Interview von Erzbischof Zollitsch Katholische Kritik erzürnt die AfD

Er hoffe, bei der AfD handle es sich "um ein paar Nostalgiker, die nicht in den Bundestag einziehen werden". Freiburgs Erzbischof Zollitsch verärgert die euroskeptische Partei "Alternative für Deutschland". Manche Reaktionen entsprechen nicht dem bürgerlichen Ton, für den die Partei stehen will.

Von Jens Schneider

Die Geschichten sind längst zur Legende geworden. Sie stehen für eine Zeit, als in der Politik alles seine einfache Ordnung hatte, Schwarz immer Schwarz und Rot eindeutig Rot war: Vor allem im deutschen Süden soll es einst häufig vorgekommen sein, dass Pfarrer den Gläubigen am Sonntag eine Wahlempfehlung gaben. Indem sie daran erinnerten, bei welcher Partei das C im Namen steht.

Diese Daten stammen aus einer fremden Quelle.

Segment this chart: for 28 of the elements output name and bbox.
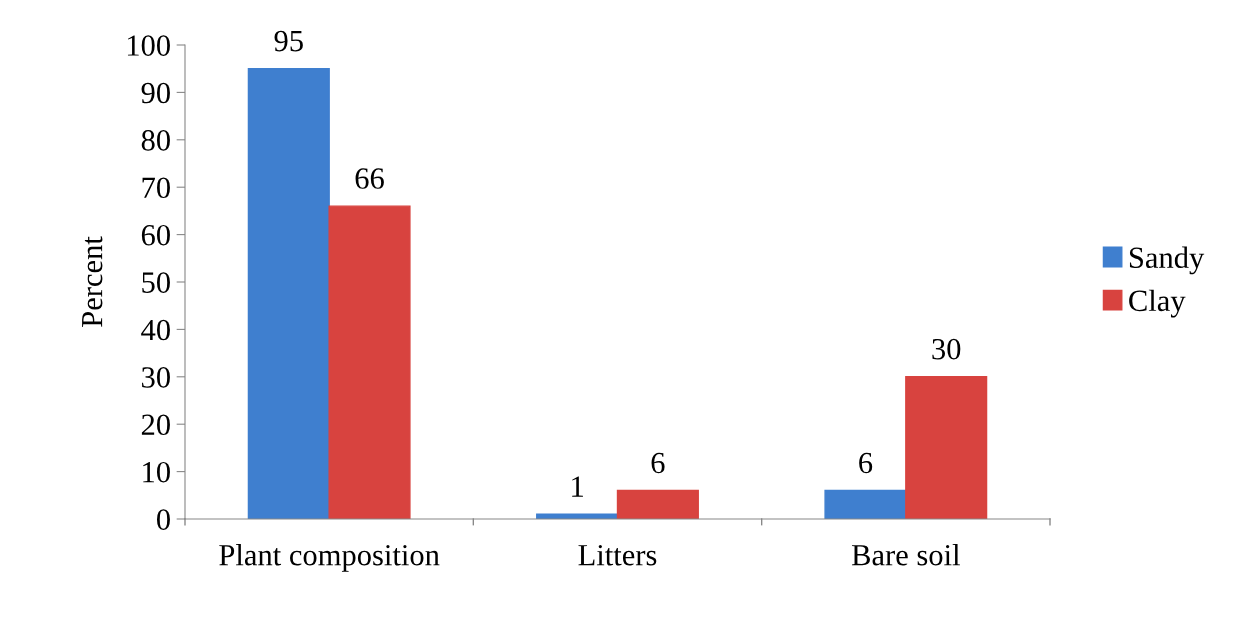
y-tick-label: 10 — [143, 461, 170, 483]
y-tick-label: 0 — [157, 509, 170, 530]
data-label: 95 — [274, 30, 303, 52]
y-tick-label: 30 — [142, 367, 170, 388]
x-tick-label: Litters — [578, 544, 657, 566]
legend-label: Clay — [1129, 289, 1186, 318]
bar — [905, 376, 988, 519]
y-tick-label: 100 — [127, 35, 170, 56]
y-tick-label: 50 — [142, 272, 170, 293]
x-tick-label: Plant composition — [219, 544, 440, 572]
y-tick-label: 70 — [142, 177, 170, 199]
x-tick-label: Bare soil — [851, 544, 960, 566]
bar — [247, 68, 330, 519]
y-tick-label: 90 — [141, 82, 170, 104]
y-tick-label: 60 — [141, 224, 170, 246]
data-label: 1 — [572, 476, 583, 497]
bar — [824, 489, 907, 519]
data-label: 6 — [859, 452, 873, 474]
data-label: 6 — [651, 452, 665, 474]
bar — [328, 205, 411, 519]
data-label: 66 — [355, 168, 384, 189]
bar — [616, 489, 699, 519]
data-label: 30 — [932, 338, 961, 360]
y-tick-label: 20 — [141, 414, 170, 436]
y-tick-label: 80 — [141, 130, 170, 151]
y-axis-title: Percent — [82, 236, 103, 327]
legend-label: Sandy — [1129, 246, 1205, 275]
y-tick-label: 40 — [141, 319, 170, 341]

Nun verursacht ein kleiner Satz in einem Interview des Freiburger Erzbischofs Robert Zollitsch in einer kleinen Zeitung Aufregung, und manche fühlen sich an vergangene Zeiten erinnert. Vor gut einer Woche hielt Zollitsch, der Vorsitzende der Bischofskonferenz, im Badischen Tagblatt ein Plädoyer für den Euro. Dabei ließ er einen kritischen Satz über die Partei der Euro-Skeptiker, die Alternative für Deutschland (AfD) fallen. Er hoffe, es handle "sich nur um ein paar Nostalgiker, die nicht in den Bundestag einziehen werden", sagte Zollitsch. Die AfD habe nicht seinen Segen.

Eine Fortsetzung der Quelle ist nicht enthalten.